Pregnancy represents a unique challenge for the maternal-fetal immune interface, requiring the balance between immunosuppression, essential for the maintenance of semi-allogeneic fetus and pro-inflammatory host defense to protect the mother and fetus from invading organisms. Adaptation to repeated inflammatory stimuli may be critical in preventing rejection of the fetus by the exaggerated maternal inflammatory responses to mild/moderate infections that are common during human pregnancy. Immune tolerance/adaptation is a well-described phenomenon in which cells exposed to repeated pathogens become less responsive to subsequent exposures. This adaptation suppresses an overly aggressive inflammatory response to repeated infections that can be detrimental to the tissues rather than protective. Dampened immune response to repeated infections has been associated with protection against tissue injury and mortality in several human diseases. However, to date, the role of immune tolerance to repeated infections in the context of human pregnancy, and the exact mechanisms that contribute to the establishment of such immune adaptation to prevent inflammation-induced pathologic pregnancies are not explored. There is now extensive evidence that miRNAs play an important role in the maintenance of a healthy pregnancy, with a wide range of miRNAs implicated in endometrial receptivity, implantation, gestational tissues function, and labor. Our preliminary results indicate that repeated LPS (gram negative bacterial toxins) or LTA (gram-positive bacterial toxins) exposures to human placenta attenuates exaggerated inflammatory responses known to contribute to inflammation-associated pathologic pregnancies. Our data also point to the involvement of a human- and placenta-specific miRNA called miRNA-519c-3p (miR-519c) in the development of placental immune tolerance. Our overriding hypothesis is that repeated exposure of the placenta to pathogens induces a tolerant phenotype mediated by the miR-519c to guard the maternal-fetal interface from the exaggerated inflammation associated with pathologic pregnancies. We hypothesize that LPS/LTA induce placental trophoblasts to secrete miR-519c packaged within placental extracellular vesicles for delivery to nearby or distant cells. The miR-519c within the EVs will mediate down-regulation of exaggerated pro-inflammatory responses associated with repeated bacterial toxin exposures. We propose the following specific aims:
Aim 1 : Investigate the role of miR-519c in mediating immune adaptation in the human placenta after repeated infections and Aim 2: Investigate the molecular mechanisms of placental miR-519c mediating immune adaptation. These studies will set the stage for future experiments to test if decreased expression of miR-519c is linked to inflammation-associated pathologic pregnancies. This unique human- and placenta-specific miR-519c can be an excellent biomarker candidate as well as a therapeutic target for inflammatory diseases of pregnancy.

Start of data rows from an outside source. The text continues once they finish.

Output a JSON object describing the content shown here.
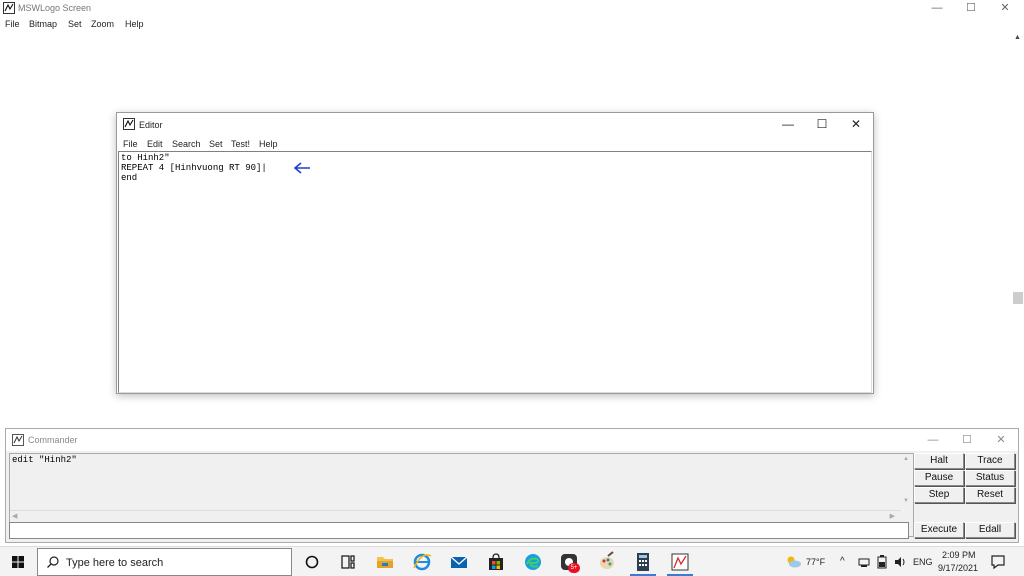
{
  "main_window": {
    "title": "MSWLogo Screen",
    "menu": [
      "File",
      "Bitmap",
      "Set",
      "Zoom",
      "Help"
    ],
    "controls": {
      "minimize": "—",
      "maximize": "☐",
      "close": "✕"
    }
  },
  "editor": {
    "title": "Editor",
    "menu": [
      "File",
      "Edit",
      "Search",
      "Set",
      "Test!",
      "Help"
    ],
    "controls": {
      "minimize": "—",
      "maximize": "☐",
      "close": "✕"
    },
    "content": "to Hinh2\"\nREPEAT 4 [Hinhvuong RT 90]|\nend",
    "arrow_color": "#1f3fd1"
  },
  "commander": {
    "title": "Commander",
    "controls": {
      "minimize": "—",
      "maximize": "☐",
      "close": "✕"
    },
    "history_text": "edit \"Hinh2\"",
    "input_value": "",
    "buttons": {
      "halt": "Halt",
      "trace": "Trace",
      "pause": "Pause",
      "status": "Status",
      "step": "Step",
      "reset": "Reset",
      "execute": "Execute",
      "edall": "Edall"
    }
  },
  "taskbar": {
    "search_placeholder": "Type here to search",
    "weather": "77°F",
    "language": "ENG",
    "time": "2:09 PM",
    "date": "9/17/2021",
    "store_badge": "5+",
    "accent": "#3a7bd5"
  }
}
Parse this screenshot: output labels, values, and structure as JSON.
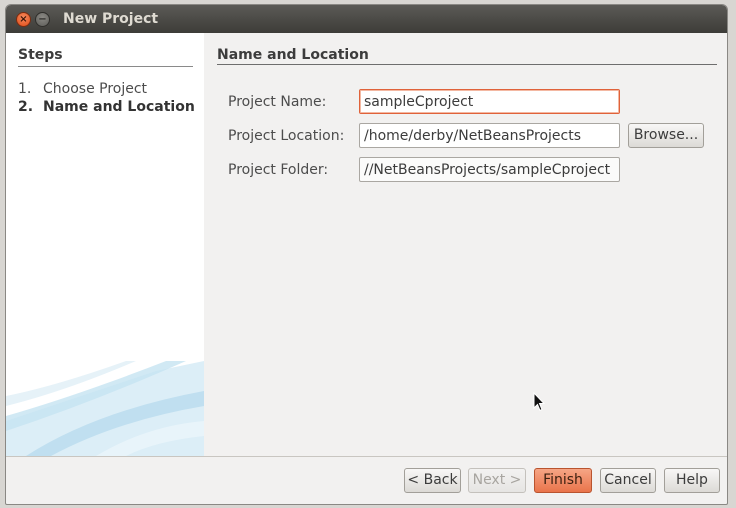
{
  "window": {
    "title": "New Project"
  },
  "steps": {
    "heading": "Steps",
    "items": [
      {
        "number": "1.",
        "label": "Choose Project",
        "current": false
      },
      {
        "number": "2.",
        "label": "Name and Location",
        "current": true
      }
    ]
  },
  "content": {
    "heading": "Name and Location",
    "fields": {
      "project_name": {
        "label": "Project Name:",
        "value": "sampleCproject"
      },
      "project_location": {
        "label": "Project Location:",
        "value": "/home/derby/NetBeansProjects"
      },
      "project_folder": {
        "label": "Project Folder:",
        "value": "//NetBeansProjects/sampleCproject"
      }
    },
    "browse_label": "Browse..."
  },
  "buttons": {
    "back": "< Back",
    "next": "Next >",
    "finish": "Finish",
    "cancel": "Cancel",
    "help": "Help"
  },
  "colors": {
    "accent": "#e9744b",
    "titlebar": "#3d3c38"
  }
}
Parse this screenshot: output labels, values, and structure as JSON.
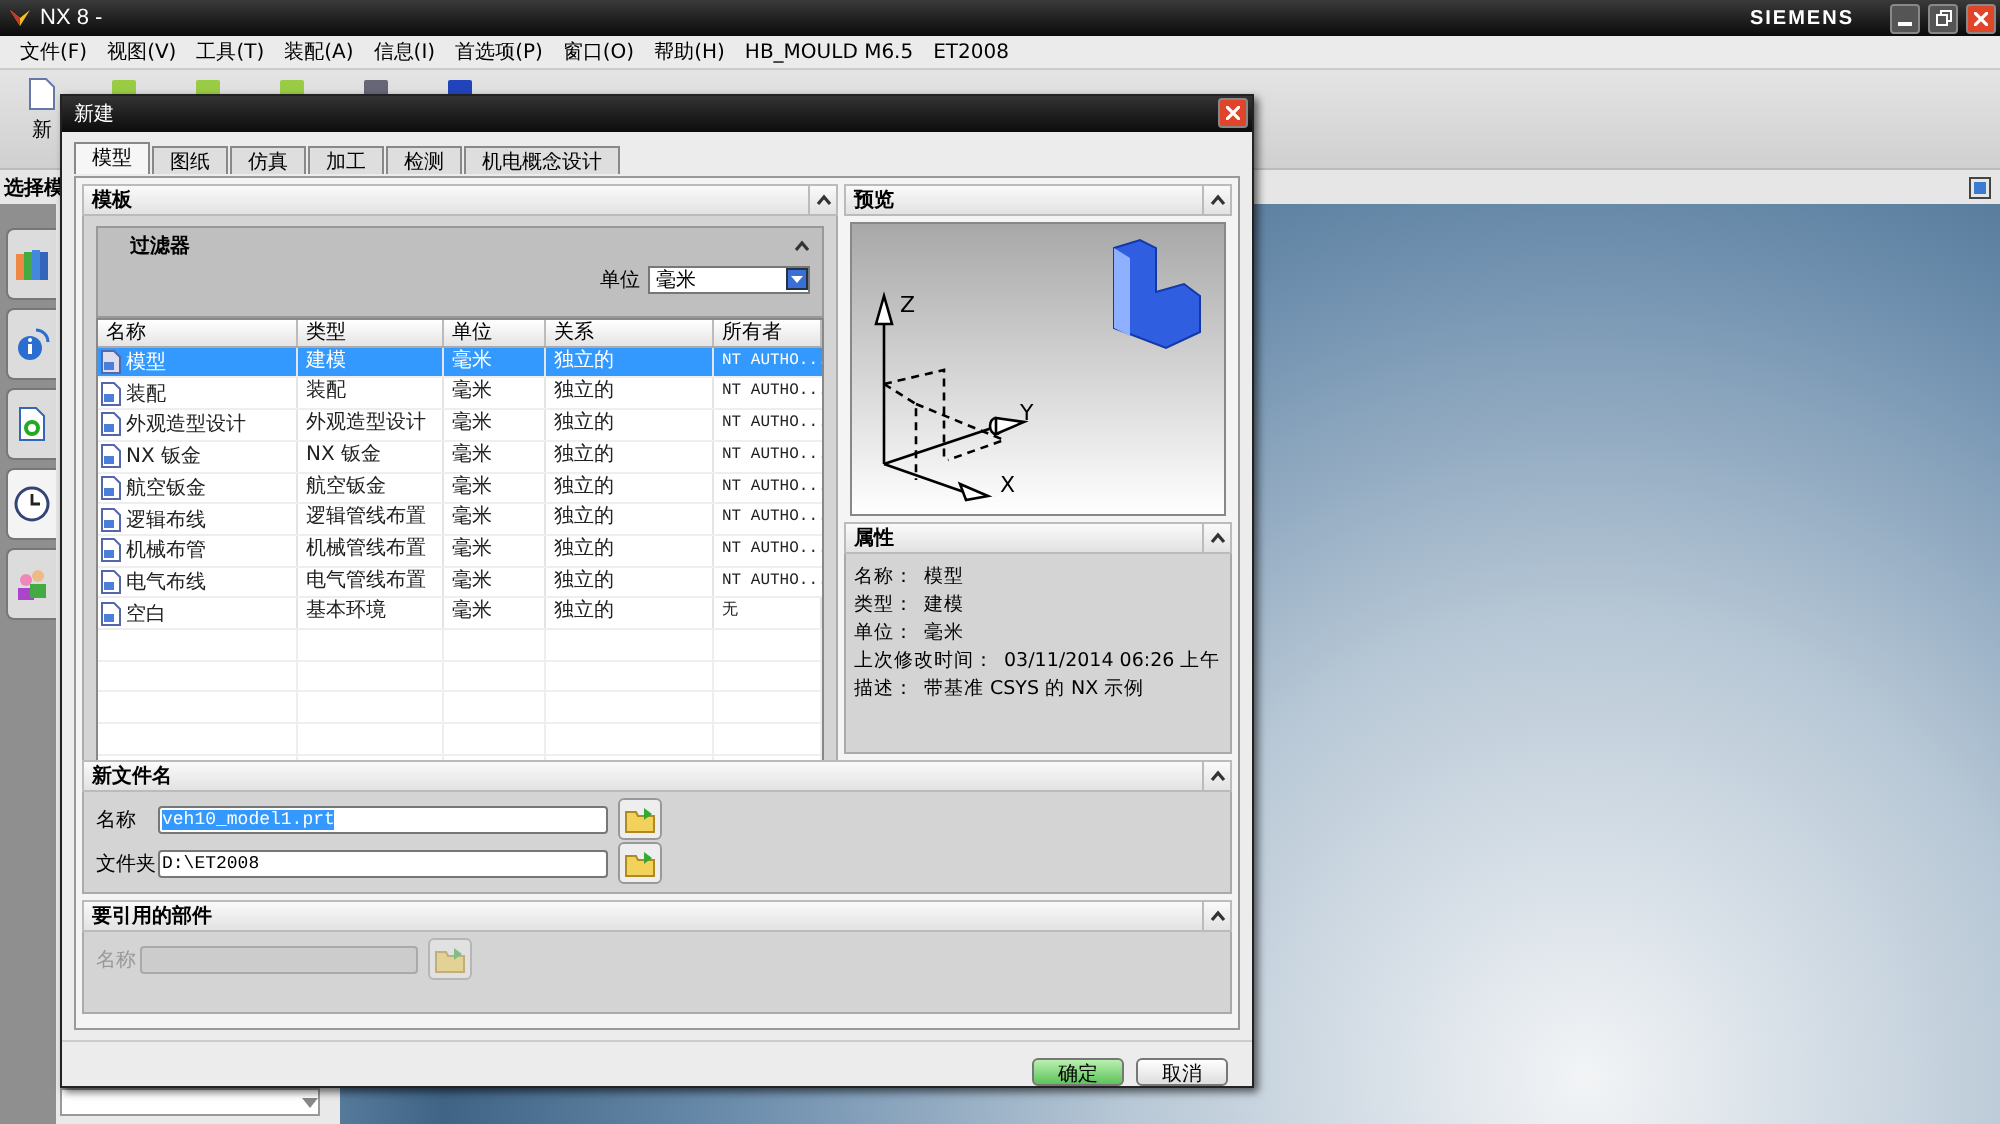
{
  "app": {
    "title": "NX 8 -",
    "brand": "SIEMENS",
    "menu": [
      "文件(F)",
      "视图(V)",
      "工具(T)",
      "装配(A)",
      "信息(I)",
      "首选项(P)",
      "窗口(O)",
      "帮助(H)",
      "HB_MOULD M6.5",
      "ET2008"
    ],
    "toolbar_label": "新",
    "resource_bar_label": "选择模",
    "rail_tabs": [
      {
        "kind": "books",
        "selected": false
      },
      {
        "kind": "info",
        "selected": false
      },
      {
        "kind": "document",
        "selected": false
      },
      {
        "kind": "clock",
        "selected": true
      },
      {
        "kind": "people",
        "selected": false
      }
    ]
  },
  "dialog": {
    "title": "新建",
    "tabs": [
      {
        "label": "模型",
        "selected": true
      },
      {
        "label": "图纸",
        "selected": false
      },
      {
        "label": "仿真",
        "selected": false
      },
      {
        "label": "加工",
        "selected": false
      },
      {
        "label": "检测",
        "selected": false
      },
      {
        "label": "机电概念设计",
        "selected": false
      }
    ],
    "templates": {
      "title": "模板",
      "filter_title": "过滤器",
      "unit_label": "单位",
      "unit_value": "毫米",
      "columns": [
        "名称",
        "类型",
        "单位",
        "关系",
        "所有者"
      ],
      "rows": [
        {
          "name": "模型",
          "type": "建模",
          "unit": "毫米",
          "relation": "独立的",
          "owner": "NT AUTHO...",
          "selected": true
        },
        {
          "name": "装配",
          "type": "装配",
          "unit": "毫米",
          "relation": "独立的",
          "owner": "NT AUTHO...",
          "selected": false
        },
        {
          "name": "外观造型设计",
          "type": "外观造型设计",
          "unit": "毫米",
          "relation": "独立的",
          "owner": "NT AUTHO...",
          "selected": false
        },
        {
          "name": "NX 钣金",
          "type": "NX 钣金",
          "unit": "毫米",
          "relation": "独立的",
          "owner": "NT AUTHO...",
          "selected": false
        },
        {
          "name": "航空钣金",
          "type": "航空钣金",
          "unit": "毫米",
          "relation": "独立的",
          "owner": "NT AUTHO...",
          "selected": false
        },
        {
          "name": "逻辑布线",
          "type": "逻辑管线布置",
          "unit": "毫米",
          "relation": "独立的",
          "owner": "NT AUTHO...",
          "selected": false
        },
        {
          "name": "机械布管",
          "type": "机械管线布置",
          "unit": "毫米",
          "relation": "独立的",
          "owner": "NT AUTHO...",
          "selected": false
        },
        {
          "name": "电气布线",
          "type": "电气管线布置",
          "unit": "毫米",
          "relation": "独立的",
          "owner": "NT AUTHO...",
          "selected": false
        },
        {
          "name": "空白",
          "type": "基本环境",
          "unit": "毫米",
          "relation": "独立的",
          "owner": "无",
          "selected": false
        }
      ]
    },
    "preview": {
      "title": "预览",
      "axes": [
        "Z",
        "Y",
        "X"
      ]
    },
    "properties": {
      "title": "属性",
      "items": [
        {
          "label": "名称：",
          "value": "模型"
        },
        {
          "label": "类型：",
          "value": "建模"
        },
        {
          "label": "单位：",
          "value": "毫米"
        },
        {
          "label": "上次修改时间：",
          "value": "03/11/2014 06:26 上午"
        },
        {
          "label": "描述：",
          "value": "带基准 CSYS 的 NX 示例"
        }
      ]
    },
    "new_file": {
      "title": "新文件名",
      "fields": [
        {
          "label": "名称",
          "value": "veh10_model1.prt",
          "highlighted": true
        },
        {
          "label": "文件夹",
          "value": "D:\\ET2008",
          "highlighted": false
        }
      ]
    },
    "referenced_part": {
      "title": "要引用的部件",
      "label": "名称",
      "disabled": true
    },
    "buttons": [
      {
        "label": "确定",
        "default": true
      },
      {
        "label": "取消",
        "default": false
      }
    ]
  }
}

Although the intrauterine setting is considered to be a safe environment for the fetus, microbes have been detected in gestational tissues in normal asymptomatic pregnancies. The proposed studies in this grant address novel and cutting-edge concepts regarding the role of placenta-specific microRNAs in regulating exaggerated inflammation after repeated infections during pregnancy. These studies may set the stage to the identification of biomarkers and targets to treat inflammation related to preterm births and other inflammation-associated pathologic pregnancies.